Training is initiated with an explicit command from the user. In order for training to proceed, the user needs to have already submitted compiled Inkling code and registered all simulators with the BRAIN Server as we did above.

Once an algorithm is chosen, the BRAIN Server will proceed with training the BRAIN’s Mental Model via the Curricula. The BRAIN Server manages all of the data streaming, data storage, efficient allocation of hardware resources, choosing when to train each Concept, how much (or little) to train a Concept given its relevance within the Mental Model (i.e. dealing with the common problems of overfitting and underfitting), and generally is responsible for producing a trained BRAIN based on the given Mental Model and Curricula.

As is the case with picking an appropriate learning algorithm, guiding training — notably avoiding overfitting and underfitting — to produce an accurate AI solution is a task that requires knowledge and experience in training AIs, and the BRAIN server has an encoded set of heuristics to manage this without user involvement.

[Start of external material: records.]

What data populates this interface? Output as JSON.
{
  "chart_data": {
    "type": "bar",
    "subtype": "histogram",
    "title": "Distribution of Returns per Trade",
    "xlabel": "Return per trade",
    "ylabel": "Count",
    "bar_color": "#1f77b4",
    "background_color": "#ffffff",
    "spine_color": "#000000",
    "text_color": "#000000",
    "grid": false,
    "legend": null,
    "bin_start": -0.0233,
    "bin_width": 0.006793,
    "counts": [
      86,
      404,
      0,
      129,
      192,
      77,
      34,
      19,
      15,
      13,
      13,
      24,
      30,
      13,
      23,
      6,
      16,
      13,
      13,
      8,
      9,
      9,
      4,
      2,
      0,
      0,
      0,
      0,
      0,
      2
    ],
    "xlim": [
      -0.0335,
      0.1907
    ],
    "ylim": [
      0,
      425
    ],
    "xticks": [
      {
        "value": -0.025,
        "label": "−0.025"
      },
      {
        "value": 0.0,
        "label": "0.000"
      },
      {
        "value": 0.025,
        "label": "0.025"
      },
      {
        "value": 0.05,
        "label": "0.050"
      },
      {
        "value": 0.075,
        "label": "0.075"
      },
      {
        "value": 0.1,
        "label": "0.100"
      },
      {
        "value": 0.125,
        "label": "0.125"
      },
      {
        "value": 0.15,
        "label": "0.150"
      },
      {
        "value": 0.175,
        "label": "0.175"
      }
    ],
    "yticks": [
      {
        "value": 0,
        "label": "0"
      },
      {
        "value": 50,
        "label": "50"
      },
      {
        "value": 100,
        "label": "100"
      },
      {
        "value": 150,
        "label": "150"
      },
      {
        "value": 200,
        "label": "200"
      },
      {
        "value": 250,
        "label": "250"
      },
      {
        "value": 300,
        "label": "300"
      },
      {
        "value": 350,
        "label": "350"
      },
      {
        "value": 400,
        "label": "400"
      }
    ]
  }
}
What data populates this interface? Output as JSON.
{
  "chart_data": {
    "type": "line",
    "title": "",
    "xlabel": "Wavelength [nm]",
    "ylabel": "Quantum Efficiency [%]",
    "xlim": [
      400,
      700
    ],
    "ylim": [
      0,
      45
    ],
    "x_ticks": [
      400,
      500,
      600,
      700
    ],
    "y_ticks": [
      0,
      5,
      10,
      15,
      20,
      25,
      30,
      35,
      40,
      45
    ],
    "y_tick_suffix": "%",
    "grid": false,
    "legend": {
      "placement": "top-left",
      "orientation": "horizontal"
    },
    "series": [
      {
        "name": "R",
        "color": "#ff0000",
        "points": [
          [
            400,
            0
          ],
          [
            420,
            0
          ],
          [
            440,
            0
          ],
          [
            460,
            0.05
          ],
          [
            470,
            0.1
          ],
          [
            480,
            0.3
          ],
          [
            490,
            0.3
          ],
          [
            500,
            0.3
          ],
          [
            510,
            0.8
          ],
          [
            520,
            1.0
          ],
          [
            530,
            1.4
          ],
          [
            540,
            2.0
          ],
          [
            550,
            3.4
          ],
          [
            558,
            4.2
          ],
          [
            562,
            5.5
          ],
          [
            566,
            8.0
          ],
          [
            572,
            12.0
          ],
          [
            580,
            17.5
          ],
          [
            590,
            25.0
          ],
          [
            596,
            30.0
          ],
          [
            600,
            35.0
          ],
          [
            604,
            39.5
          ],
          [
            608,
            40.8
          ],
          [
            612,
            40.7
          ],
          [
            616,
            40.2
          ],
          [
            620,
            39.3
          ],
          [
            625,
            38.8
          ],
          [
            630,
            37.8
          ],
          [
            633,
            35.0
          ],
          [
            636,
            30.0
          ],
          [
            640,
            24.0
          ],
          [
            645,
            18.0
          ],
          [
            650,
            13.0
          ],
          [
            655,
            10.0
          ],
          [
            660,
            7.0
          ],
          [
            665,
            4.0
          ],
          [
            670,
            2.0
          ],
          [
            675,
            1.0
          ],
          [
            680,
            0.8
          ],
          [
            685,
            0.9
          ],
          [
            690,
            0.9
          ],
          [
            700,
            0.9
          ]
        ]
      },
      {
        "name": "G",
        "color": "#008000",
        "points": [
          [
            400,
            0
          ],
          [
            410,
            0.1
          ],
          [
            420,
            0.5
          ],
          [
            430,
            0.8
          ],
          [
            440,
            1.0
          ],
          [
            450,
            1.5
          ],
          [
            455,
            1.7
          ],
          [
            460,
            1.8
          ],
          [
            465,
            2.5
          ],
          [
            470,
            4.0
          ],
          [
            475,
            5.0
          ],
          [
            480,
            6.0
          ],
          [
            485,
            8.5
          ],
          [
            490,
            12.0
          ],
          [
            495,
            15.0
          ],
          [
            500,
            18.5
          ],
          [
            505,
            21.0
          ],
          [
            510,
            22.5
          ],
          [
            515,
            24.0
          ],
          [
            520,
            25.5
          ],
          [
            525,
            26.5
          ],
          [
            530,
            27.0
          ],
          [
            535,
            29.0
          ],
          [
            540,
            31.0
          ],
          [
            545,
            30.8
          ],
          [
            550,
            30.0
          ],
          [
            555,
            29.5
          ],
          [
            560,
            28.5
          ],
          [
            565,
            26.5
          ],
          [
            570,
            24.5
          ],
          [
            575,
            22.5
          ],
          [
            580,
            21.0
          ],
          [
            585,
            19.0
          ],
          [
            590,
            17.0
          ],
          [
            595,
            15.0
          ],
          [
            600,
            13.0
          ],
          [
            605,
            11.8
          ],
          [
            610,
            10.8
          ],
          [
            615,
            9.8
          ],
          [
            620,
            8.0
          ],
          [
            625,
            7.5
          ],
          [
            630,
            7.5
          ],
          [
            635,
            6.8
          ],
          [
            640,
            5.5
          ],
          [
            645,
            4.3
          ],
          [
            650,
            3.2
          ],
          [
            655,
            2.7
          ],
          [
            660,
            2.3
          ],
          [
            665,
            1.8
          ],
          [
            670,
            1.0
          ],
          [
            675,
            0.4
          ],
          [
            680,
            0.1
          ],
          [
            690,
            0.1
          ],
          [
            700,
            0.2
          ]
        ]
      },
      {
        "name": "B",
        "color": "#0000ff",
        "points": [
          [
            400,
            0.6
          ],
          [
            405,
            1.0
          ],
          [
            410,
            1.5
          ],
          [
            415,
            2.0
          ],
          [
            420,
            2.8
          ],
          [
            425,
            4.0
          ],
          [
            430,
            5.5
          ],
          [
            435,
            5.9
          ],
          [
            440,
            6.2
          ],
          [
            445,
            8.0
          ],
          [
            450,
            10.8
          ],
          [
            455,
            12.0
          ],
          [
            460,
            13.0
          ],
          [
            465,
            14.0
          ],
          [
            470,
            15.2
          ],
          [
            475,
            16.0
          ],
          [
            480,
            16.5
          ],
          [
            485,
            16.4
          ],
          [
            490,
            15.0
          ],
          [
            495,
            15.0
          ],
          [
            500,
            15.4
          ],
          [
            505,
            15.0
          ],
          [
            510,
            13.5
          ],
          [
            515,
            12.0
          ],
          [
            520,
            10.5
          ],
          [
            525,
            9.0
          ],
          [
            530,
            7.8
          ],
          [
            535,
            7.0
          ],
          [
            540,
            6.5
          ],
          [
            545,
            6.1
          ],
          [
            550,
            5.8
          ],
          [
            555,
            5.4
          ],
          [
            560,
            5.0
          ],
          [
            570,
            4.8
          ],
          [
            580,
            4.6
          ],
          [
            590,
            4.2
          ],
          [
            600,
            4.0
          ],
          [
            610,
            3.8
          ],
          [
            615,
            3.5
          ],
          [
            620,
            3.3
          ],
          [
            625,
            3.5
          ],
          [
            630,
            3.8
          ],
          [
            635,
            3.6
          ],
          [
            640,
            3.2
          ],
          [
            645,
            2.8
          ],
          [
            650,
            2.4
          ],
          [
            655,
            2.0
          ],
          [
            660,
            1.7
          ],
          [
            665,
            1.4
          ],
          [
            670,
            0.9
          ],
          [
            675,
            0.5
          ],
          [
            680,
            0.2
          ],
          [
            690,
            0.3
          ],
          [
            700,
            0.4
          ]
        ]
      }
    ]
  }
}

The process of picking the right algorithm and guiding training is itself a BRAIN that Bonsai has trained (and will continue to train), meaning Bonsai BRAIN will get better at building BRAINs each time a new one is built.

Deploy

$ bonsai brain deploy mybreakout
deploy success.
Connect to https://brains.bons.ai/<link to trained BRAIN>

Once a BRAIN has been sufficiently trained, it can be deployed such that it can be used by the user’s production application. The interface for using a deployed BRAIN is simple: the user submits data (of the same type as the BRAIN was trained with) to a BRAIN Server API and receives the BRAIN’s evaluation of that data.

Bonsai’s platform consists of three pillars — a special purpose programming language called Inkling, a BRAIN server backend that abstracts the implementation details for programming AI, and a Mastermind IDE that allows a visual studio-like experience for authoring and debugging. We will talk about the Mastermind experience in a later blogpost.

Our mission is to enable any software developer to build AI solutions regardless of their AI expertise. This is the promise of Bonsai, handing the keys of the kingdom to anyone who needs and wants to use it.